France's many problems are now structural. Too many interest groups: unions (even in universities), government bureaucracies (also unionised), the ruling elite themselves and the salaried workers - blue- and white-collar - have benefited from heavy-handed state policies. Only the outsiders - the new job seekers, immigrants and the entrepreneurial - know the French way is not necessarily the best way. But the obstacles to change are formidable.

Left-wing voters realise there is something wrong with the economic structure. But the generous redistribution policies in place are what they traditionally sought. Will they throw their weight behind Mr Chirac to allow the right to restructure France to become more competitive, even if that means dismantling many of their favourite programmes?

Or will they revert to form to select their own representatives and force another cohabitation government to stand up against moves to dismantle "free lunch" programmes?

If Mr Chirac were deprived of a majority, would he seek an alliance with the extreme right to avoid another cohabitation with the left?

In the best of worlds, supporters of the left will hold their nose, wear their gloves and vote to give Mr Chirac a parliamentary majority to enable him to push through reform measures to restructure the economy.

Such a hypothetical outcome makes a few heroic assumptions about French politics. Nothing so far has indicated that those on the left are ready to abandon their ideological bent. Nor is there evidence that the ruling elite truly believes the market is a better "enabler" than itself.

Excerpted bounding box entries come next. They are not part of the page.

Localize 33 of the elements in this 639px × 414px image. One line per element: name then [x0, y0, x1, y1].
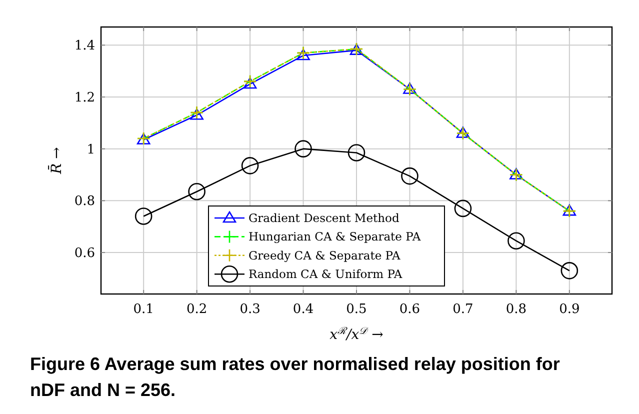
x-tick-label: 0.2 [186, 302, 208, 317]
point [243, 77, 257, 89]
point [188, 182, 206, 200]
x-tick-label: 0.6 [399, 302, 420, 317]
y-tick-label: 0.6 [74, 246, 95, 262]
point [134, 208, 152, 225]
y-tick-label: 1 [86, 142, 95, 158]
point [508, 232, 525, 250]
legend-label: Random CA & Uniform PA [248, 267, 403, 282]
legend-label: Gradient Descent Method [248, 211, 400, 226]
point [294, 140, 312, 158]
text: Figure 6 Average sum rates over normalised relay position for nDF and N = 256. [30, 354, 560, 400]
point [401, 167, 418, 185]
y-tick-label: 1.2 [74, 90, 95, 106]
x-tick-label: 0.3 [240, 302, 260, 317]
point [190, 108, 204, 120]
x-tick-label: 0.7 [452, 302, 474, 317]
legend-label: Greedy CA & Separate PA [248, 248, 401, 262]
x-axis-title: x$^{ℛ}$/x$^{𝒟}$ → [330, 326, 384, 343]
x-tick-label: 0.8 [506, 302, 527, 317]
x-tick-label: 0.5 [346, 302, 367, 317]
x-tick-label: 0.1 [133, 302, 154, 317]
point [348, 144, 366, 162]
point [454, 200, 472, 218]
y-tick-label: 0.8 [74, 194, 95, 210]
point [560, 262, 578, 280]
legend-label: Hungarian CA & Separate PA [248, 230, 422, 244]
x-tick-label: 0.9 [559, 302, 580, 317]
y-tick-label: 1.4 [74, 38, 95, 54]
point [296, 48, 310, 60]
x-tick-label: 0.4 [292, 302, 314, 317]
y-axis-title: R̄ → [47, 146, 65, 175]
point [241, 157, 259, 174]
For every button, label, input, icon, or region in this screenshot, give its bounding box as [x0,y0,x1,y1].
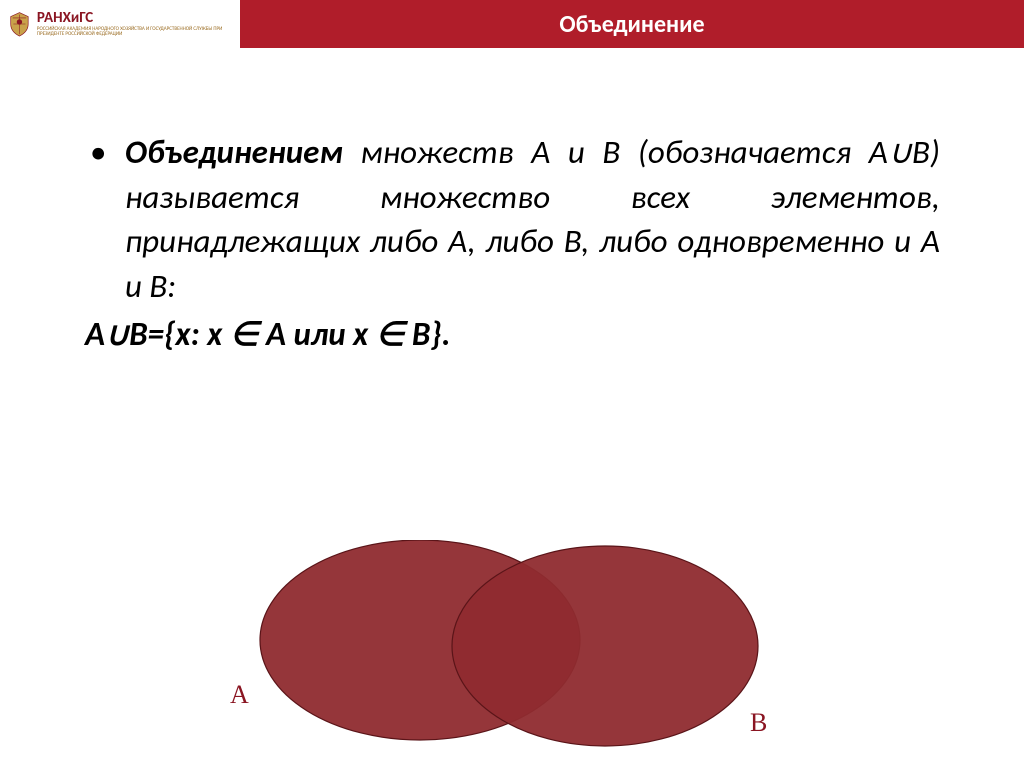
slide-title: Объединение [240,0,1024,48]
logo-sub: РОССИЙСКАЯ АКАДЕМИЯ НАРОДНОГО ХОЗЯЙСТВА … [37,27,240,38]
logo-text: РАНХиГС РОССИЙСКАЯ АКАДЕМИЯ НАРОДНОГО ХО… [37,11,240,38]
venn-svg [230,540,790,750]
venn-diagram: A B [230,540,790,750]
ellipse-b [452,546,758,746]
label-a: A [230,680,249,710]
logo-main: РАНХиГС [37,11,240,26]
formula-text: A∪B={x: x ∈ A или x ∈ B}. [85,314,940,354]
definition-lead: Объединением [125,132,343,172]
label-b: B [750,708,767,738]
definition-text: Объединением множеств A и B (обозначаетс… [85,130,940,308]
logo-area: РАНХиГС РОССИЙСКАЯ АКАДЕМИЯ НАРОДНОГО ХО… [0,0,240,48]
header-bar: РАНХиГС РОССИЙСКАЯ АКАДЕМИЯ НАРОДНОГО ХО… [0,0,1024,48]
content-area: Объединением множеств A и B (обозначаетс… [85,130,940,354]
crest-icon [6,6,33,42]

A still bigger assumption is that the unions and subsidised agricultural sector will abandon their familiar tactic of paralysing strikes and embrace market forces.

Next month's election will mark a critical moment for France: will it be business as usual, ensuring continued decline, or a new beginning to regain the glory that was France?

Sin-ming Shaw teaches at the American University of Paris smshaw@shaw.com.hk

In Sin-ming Shaw's article on the French presidential elections published on Saturday, it was stated that Jacques Chirac and Lionel Jospin were graduates of the Ecole Normale Superieur. They were actually educated at the Ecole Nationale d'Administration. The mistake was due to a sub-editing error.